Ebook Hearing on: the Federal Arbitration Act: Is the Credit Card Industry Using it to Quash Legal Claims?
The Federal Arbitration Act was intended to provide an informal dispute resolution mechanism for businesses to resolve disagreements. At the time, arbitration was voluntary, chosen by sophisticated parties that had bargaining power with respect to each other. In the early 1980s, the United States Supreme Court opened the door for large corporations to force their customers and non-union employees into arbitration, and many have seized the opportunity.
Today, a consumer must forego the right to litigate any future disputes in court to obtain a wide range of goods and services, including credit cards. A consumer with a credit-card dispute must bring a claim individually, not as a member of a class, in a private, secretive forum, chosen by the credit card provider. The San Francisco City Attorney has called the leading arbitrator of credit card disputes, the National Arbitration Forum, an “arbitration mill” that “churn[s] out arbitration awards in favor of debt collectors.”

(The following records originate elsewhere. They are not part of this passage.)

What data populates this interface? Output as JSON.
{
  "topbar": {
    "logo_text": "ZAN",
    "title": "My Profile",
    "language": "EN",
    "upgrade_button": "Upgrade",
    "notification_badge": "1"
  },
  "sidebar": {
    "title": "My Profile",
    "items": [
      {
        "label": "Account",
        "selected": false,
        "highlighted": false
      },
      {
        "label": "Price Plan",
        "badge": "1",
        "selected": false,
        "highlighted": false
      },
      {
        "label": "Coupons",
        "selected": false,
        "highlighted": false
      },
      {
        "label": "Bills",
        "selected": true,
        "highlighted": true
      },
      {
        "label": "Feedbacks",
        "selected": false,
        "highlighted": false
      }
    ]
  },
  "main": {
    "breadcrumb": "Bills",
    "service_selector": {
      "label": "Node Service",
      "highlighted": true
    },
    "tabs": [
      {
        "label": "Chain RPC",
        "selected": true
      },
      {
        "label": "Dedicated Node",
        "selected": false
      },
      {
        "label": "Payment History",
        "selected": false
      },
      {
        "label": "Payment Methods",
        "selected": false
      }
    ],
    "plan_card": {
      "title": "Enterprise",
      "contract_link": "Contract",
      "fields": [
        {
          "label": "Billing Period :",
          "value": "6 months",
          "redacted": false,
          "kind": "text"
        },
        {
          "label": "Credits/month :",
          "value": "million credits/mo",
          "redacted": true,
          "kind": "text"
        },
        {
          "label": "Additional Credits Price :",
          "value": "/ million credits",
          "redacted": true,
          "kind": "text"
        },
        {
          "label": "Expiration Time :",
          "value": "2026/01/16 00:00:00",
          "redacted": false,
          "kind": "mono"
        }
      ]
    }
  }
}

Forcing arbitration on credit card customers has nothing to do with providing them a quicker, simpler, less expensive forum in which to pursue disputes, as its proponents claim. Nor is there any evidence that forced arbitration provides consumers with cheaper credit. The real functions of forced arbitration are to deter consumers from bringing claims at all; and to give creditors a fast-track forum for collecting debts, even unlawful debts, in which they can run up additional fees to charge consumers. In short, forced arbitration is another in a long list of predatory credit card practices.